MFA President and CEO, Bryan Corbett, issued the following statement regarding the SEC's finalization of the short position and short activity reporting rule and securities lending rule:
"Short selling benefits all investors by reducing bid-ask spreads, dampening volatility, and detecting waste, fraud, and abuse at companies. MFA appreciates the SEC's approach to publicly disclose short interest aggregated by issuer. This provides investors with decision-useful investment information and protects the ability of short sellers to do their essential work. However, MFA is disappointed that the final rule places burdensome and costly reporting requirements on investment managers instead of adjusting, consolidating, and leveraging data already collected."
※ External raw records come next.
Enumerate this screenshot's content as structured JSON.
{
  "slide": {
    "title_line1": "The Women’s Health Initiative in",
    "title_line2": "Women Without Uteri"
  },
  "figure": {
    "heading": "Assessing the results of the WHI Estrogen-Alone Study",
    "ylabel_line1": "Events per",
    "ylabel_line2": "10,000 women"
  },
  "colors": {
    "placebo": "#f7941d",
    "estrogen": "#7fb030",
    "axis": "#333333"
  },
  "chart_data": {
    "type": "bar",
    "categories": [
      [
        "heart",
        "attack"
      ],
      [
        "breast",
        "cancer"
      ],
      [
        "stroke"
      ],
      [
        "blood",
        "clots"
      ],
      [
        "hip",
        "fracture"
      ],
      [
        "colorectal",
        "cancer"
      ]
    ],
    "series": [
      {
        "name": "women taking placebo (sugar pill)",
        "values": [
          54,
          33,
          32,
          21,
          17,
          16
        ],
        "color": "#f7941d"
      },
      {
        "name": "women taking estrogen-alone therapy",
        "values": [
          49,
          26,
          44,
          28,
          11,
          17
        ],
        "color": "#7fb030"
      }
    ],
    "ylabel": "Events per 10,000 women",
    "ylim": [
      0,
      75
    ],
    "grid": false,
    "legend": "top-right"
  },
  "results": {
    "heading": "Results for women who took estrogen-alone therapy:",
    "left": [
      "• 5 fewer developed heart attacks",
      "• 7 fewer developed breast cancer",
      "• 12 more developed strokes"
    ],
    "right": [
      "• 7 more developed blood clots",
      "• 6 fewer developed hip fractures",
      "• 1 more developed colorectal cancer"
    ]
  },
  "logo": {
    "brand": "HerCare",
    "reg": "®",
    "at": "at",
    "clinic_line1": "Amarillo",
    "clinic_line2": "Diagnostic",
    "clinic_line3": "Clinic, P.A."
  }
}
"In adopting the final short sale disclosure rule, the SEC acknowledged the benefits of short selling and the value of short sellers maintaining anonymity to prevent short squeezes, retaliation, and disclosure of proprietary investment strategies. However, the final securities lending rule ignores the rationale for protecting individual short sellers and exposes confidential lending information on a loan-by-loan basis. As a result of the securities lending rule, investment advisers will face more risk when selling short, which will harm investors, market participants, and market efficiency."
Based in Washington, DC, New York, Brussels, and London, the MFA's mission is to advance the ability of alternative asset managers to raise capital, invest, and generate returns for their beneficiaries. MFA advocates on behalf of its membership and convenes stakeholders to address global regulatory, operational, and business issues. MFA has more than 170 member firms, including traditional hedge funds, credit funds, and crossover funds, that collectively manage nearly $3 trillion across a diverse group of investment strategies.